The whisper-quiet Baines and the talkative Phillips are the ying and the yap of this coagulating team. They were born 40 days apart in 1959, the year the White Sox last played in the World Series, and they both start their swings with an exaggerated pumping action of their hands, as if churning butter. In the lineup they also provide support in front of and behind Thomas, the superlative slugger who remains the foundation of the Sox. Phillips, the leadoff hitter, reached base 125 times in the first 60 games; Baines was hitting .313 at week's end with 48 RBIs, while often hitting fourth behind Thomas.

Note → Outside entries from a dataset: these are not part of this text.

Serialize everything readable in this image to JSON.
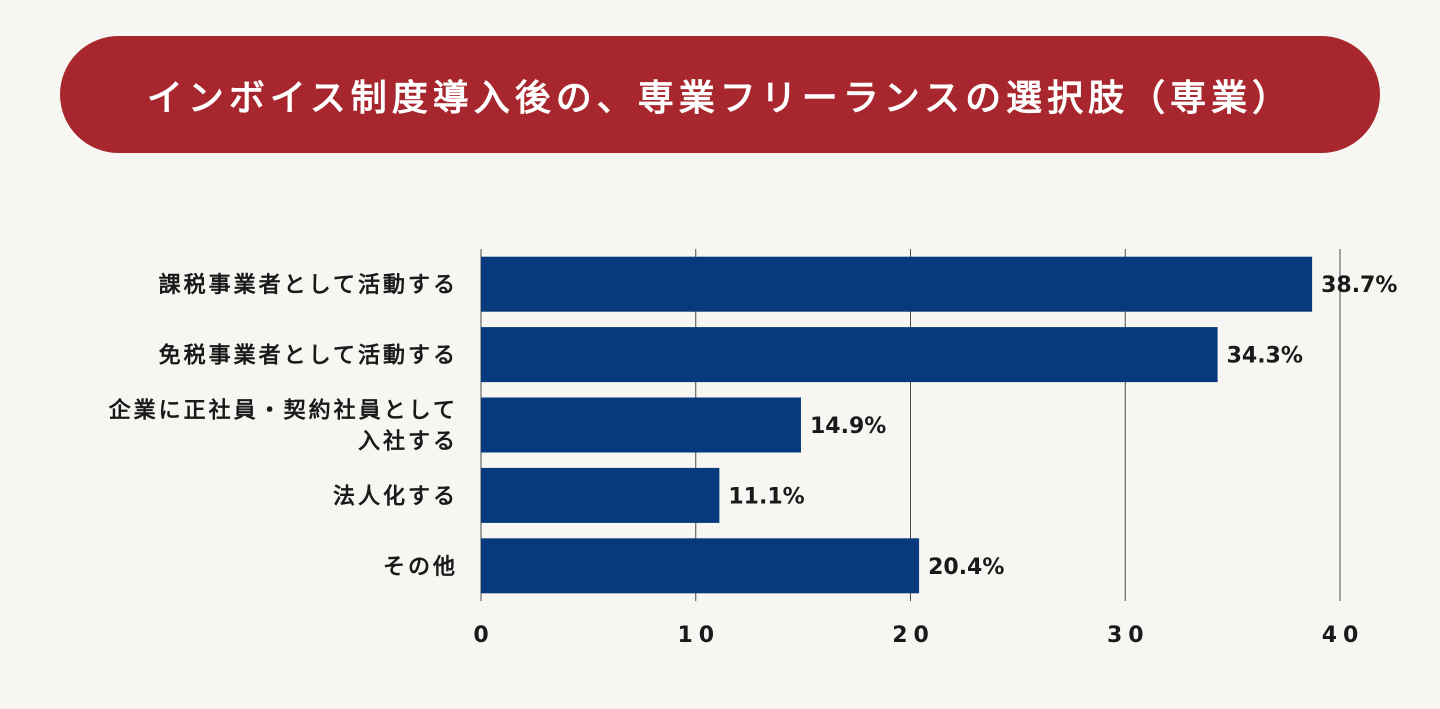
{
  "title": "インボイス制度導入後の、専業フリーランスの選択肢（専業）",
  "colors": {
    "banner": "#a8262d",
    "bar": "#063a7d",
    "grid": "#4a4a4a",
    "background": "#f7f6f2"
  },
  "chart_data": {
    "type": "bar",
    "orientation": "horizontal",
    "categories": [
      [
        "課税事業者として活動する"
      ],
      [
        "免税事業者として活動する"
      ],
      [
        "企業に正社員・契約社員として",
        "入社する"
      ],
      [
        "法人化する"
      ],
      [
        "その他"
      ]
    ],
    "values": [
      38.7,
      34.3,
      14.9,
      11.1,
      20.4
    ],
    "value_labels": [
      "38.7%",
      "34.3%",
      "14.9%",
      "11.1%",
      "20.4%"
    ],
    "xlim": [
      0,
      40
    ],
    "ticks": [
      0,
      10,
      20,
      30,
      40
    ],
    "tick_labels": [
      "0",
      "10",
      "20",
      "30",
      "40"
    ],
    "grid": true
  }
}
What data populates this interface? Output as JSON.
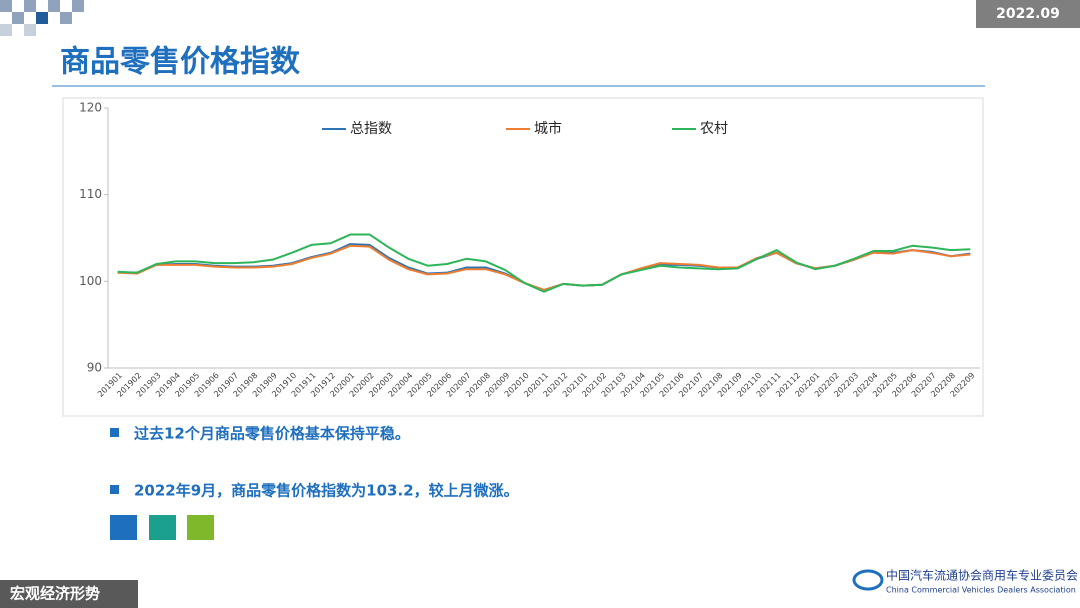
{
  "header": {
    "date": "2022.09",
    "title": "商品零售价格指数"
  },
  "chart_data": {
    "type": "line",
    "categories": [
      "201901",
      "201902",
      "201903",
      "201904",
      "201905",
      "201906",
      "201907",
      "201908",
      "201909",
      "201910",
      "201911",
      "201912",
      "202001",
      "202002",
      "202003",
      "202004",
      "202005",
      "202006",
      "202007",
      "202008",
      "202009",
      "202010",
      "202011",
      "202012",
      "202101",
      "202102",
      "202103",
      "202104",
      "202105",
      "202106",
      "202107",
      "202108",
      "202109",
      "202110",
      "202111",
      "202112",
      "202201",
      "202202",
      "202203",
      "202204",
      "202205",
      "202206",
      "202207",
      "202208",
      "202209"
    ],
    "series": [
      {
        "name": "总指数",
        "color": "#2e75b6",
        "values": [
          101.0,
          101.0,
          101.9,
          102.0,
          102.0,
          101.8,
          101.7,
          101.7,
          101.8,
          102.1,
          102.8,
          103.3,
          104.3,
          104.2,
          102.7,
          101.6,
          100.9,
          101.0,
          101.6,
          101.6,
          100.9,
          99.8,
          99.0,
          99.7,
          99.5,
          99.6,
          100.8,
          101.4,
          101.9,
          101.9,
          101.8,
          101.6,
          101.6,
          102.6,
          103.3,
          102.1,
          101.5,
          101.8,
          102.5,
          103.4,
          103.3,
          103.6,
          103.4,
          102.9,
          103.2
        ]
      },
      {
        "name": "城市",
        "color": "#ed7d31",
        "values": [
          101.0,
          100.9,
          101.9,
          101.9,
          101.9,
          101.7,
          101.6,
          101.6,
          101.7,
          102.0,
          102.7,
          103.2,
          104.1,
          104.0,
          102.5,
          101.4,
          100.8,
          100.9,
          101.4,
          101.4,
          100.8,
          99.8,
          99.0,
          99.7,
          99.5,
          99.6,
          100.8,
          101.5,
          102.1,
          102.0,
          101.9,
          101.6,
          101.6,
          102.7,
          103.3,
          102.1,
          101.5,
          101.8,
          102.5,
          103.3,
          103.2,
          103.6,
          103.3,
          102.9,
          103.1
        ]
      },
      {
        "name": "农村",
        "color": "#2eb55a",
        "values": [
          101.1,
          101.0,
          102.0,
          102.3,
          102.3,
          102.1,
          102.1,
          102.2,
          102.5,
          103.3,
          104.2,
          104.4,
          105.4,
          105.4,
          103.9,
          102.6,
          101.8,
          102.0,
          102.6,
          102.3,
          101.3,
          99.8,
          98.8,
          99.7,
          99.5,
          99.6,
          100.8,
          101.3,
          101.8,
          101.6,
          101.5,
          101.4,
          101.5,
          102.6,
          103.6,
          102.2,
          101.4,
          101.8,
          102.6,
          103.5,
          103.5,
          104.1,
          103.9,
          103.6,
          103.7
        ]
      }
    ],
    "ylim": [
      90,
      120
    ],
    "yticks": [
      90,
      100,
      110,
      120
    ],
    "grid": false,
    "legend": "top"
  },
  "bullets": [
    "过去12个月商品零售价格基本保持平稳。",
    "2022年9月，商品零售价格指数为103.2，较上月微涨。"
  ],
  "footer": {
    "section": "宏观经济形势",
    "org": "中国汽车流通协会商用车专业委员会",
    "org_en": "China Commercial Vehicles Dealers Association"
  }
}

Baines, who played in Chicago from 1980 through '89, returned to the White Sox as a free agent after Baltimore showed no interest in retaining him despite a typically underappreciated season in '95. He hit .299 last season, the fifth time in his major league career that he has missed hitting .300 by seven points or less. "No doubt he's right up there with the best, and he helps me get better pitches," says Thomas, who nonetheless on June 4 at Fenway Park joined Tony Muser (1973) as the only White Sox players to draw five walks in a game. "It was ridiculous. As long as we make them pay, though, I don't care."
Thomas drew 51 walks in the first 60 games, tying him with Phillips for the league lead, but he still provided heavy-duty offense: a .348 average, 18 dingers and a major-league-best 66 RBIs. At week's end Thomas had reached base in every game but one this year and all but 10 of 205 games over the past two years. He was on pace to reach base 354 times, a total exceeded only by Babe Ruth (379 in 1923) and Ted Williams (358 in '49).
"This team is going to score runs," Hernandez says. "The one thing that will determine how far we go is the 11 or 12 guys throwing the baseball."
Hernandez, who blew 10 saves last season, is now the most reliable pitcher on the Chicago staff. He finished strongly last year after teammate Craig Grebeck noticed he was tipping his pitches. Hernandez kept his left index finger on the back of his glove when throwing a fastball and lifted it when throwing a breaking ball. He solved the problem by attaching a narrow leather sleeve on the back of his glove in which to slip the finger. Presto. Hernandez got two more saves last weekend and had converted 29 of his last 30 save opportunities through Sunday, including a club-record 19 straight. He had permitted only two runs in 29⅓ innings (0.61 ERA) with a fastball that had been clocked at 100.5 mph, about 5 mph faster than last year. "I'm 31 years old," he says, "but my arm feels like it's 25 or 26."